A handful of works by two noteworthy figures in the Impressionist movement are now on view at the Fenimore Art Museum in Cooperstown, New York. The exhibition aims to highlight the strides and ties between Berthe Morisot (1841-1895) and Mary Cassatt (1844-1926), and examines their personal and professional relationships through their correspondence and examples from their respective oeuvres.

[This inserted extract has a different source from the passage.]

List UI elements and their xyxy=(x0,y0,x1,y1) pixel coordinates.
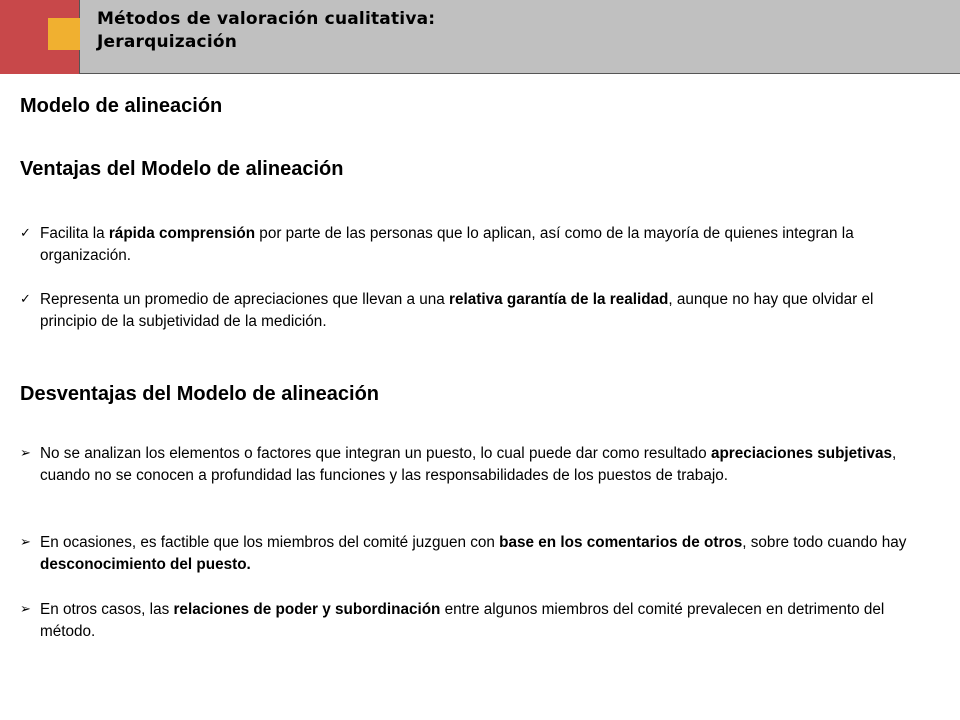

Both Cassatt and Morisot strove to make art their viable profession, not relegate it to hobby. Morisot balanced the duties of a wife and mother in tandem with her career, while Cassatt never married. When viewed through this lens, it shows the multifaceted meanings inherent in their respective works and beckons a call to unpack them in light of this context. Julie Manet, Morisot’s daughter, often appeared as a favored model in many of Morisot’s works. While Cassatt did use her family members as sitters, she also was known to hire models for many of her iconic mother and child scenes.
The only work in the permanent collection of the Fenimore on view in the exhibition is Mary Cassatt’s Madame de Fleury and Her Child, which was gifted to the museum in 2024. The portrait illustrates a deviation in Cassatt’s aforementioned process, as she chose to paint a friend and as the title suggests, the child is biologically related to Madame de Fleury. Another subtle achievement in Allies in Impressionism is the volume of loans from both private collections and public institutions that were brought together and curated to illustrate the overarching theme of the exhibition.
This exhibition struggled with space. When viewing two works by Cassatt and Morisot alongside one another, there is only such much space that can be yielded for wall text. There was a subtle understanding that one should approach this exhibition with their eyes to analyze the stylistic and visual similarities between these works as opposed to reading placards of wall text stating the aforementioned point. One needs to only view a sampling of Morisot and Cassatt’s genre and portrait scenes to see how they individually imparted their own mark on these traditional artistic endeavors.

I’ve had the pleasure to view two respective solo exhibitions on Morisot (at the Barnes Foundation in 2019) and Mary Cassatt (at the Philadelphia Museum of Art just last year). The chance to see their physical works juxtaposed alongside one another was a trip I was thrilled to embark on and take advantage of. When viewed through the lens of gender, it’s clear to see why these two pioneers are forever linked, but when viewing them in light of their personal lives, two different female figures emerge, with two distinctive styles.


This exhibition also offered an excuse to visit the impressive American Art collections at the Fenimore. Housed in a 1930’s mansion, it offers an intimate curation of works by 19th and 20th century American artists among the likes of Thomas Moran, John Singer Sargent, William Glackens, Robert Henri, William Merritt Chase and John Sloan, to name a few.
Overall, I was pleased with my recent trip to Fenimore. If you’re in New York, it’s the perfect weekend getaway for art, fresh air, and perhaps even go look at a few baseballs at the National Baseball Hall of Fame down the street.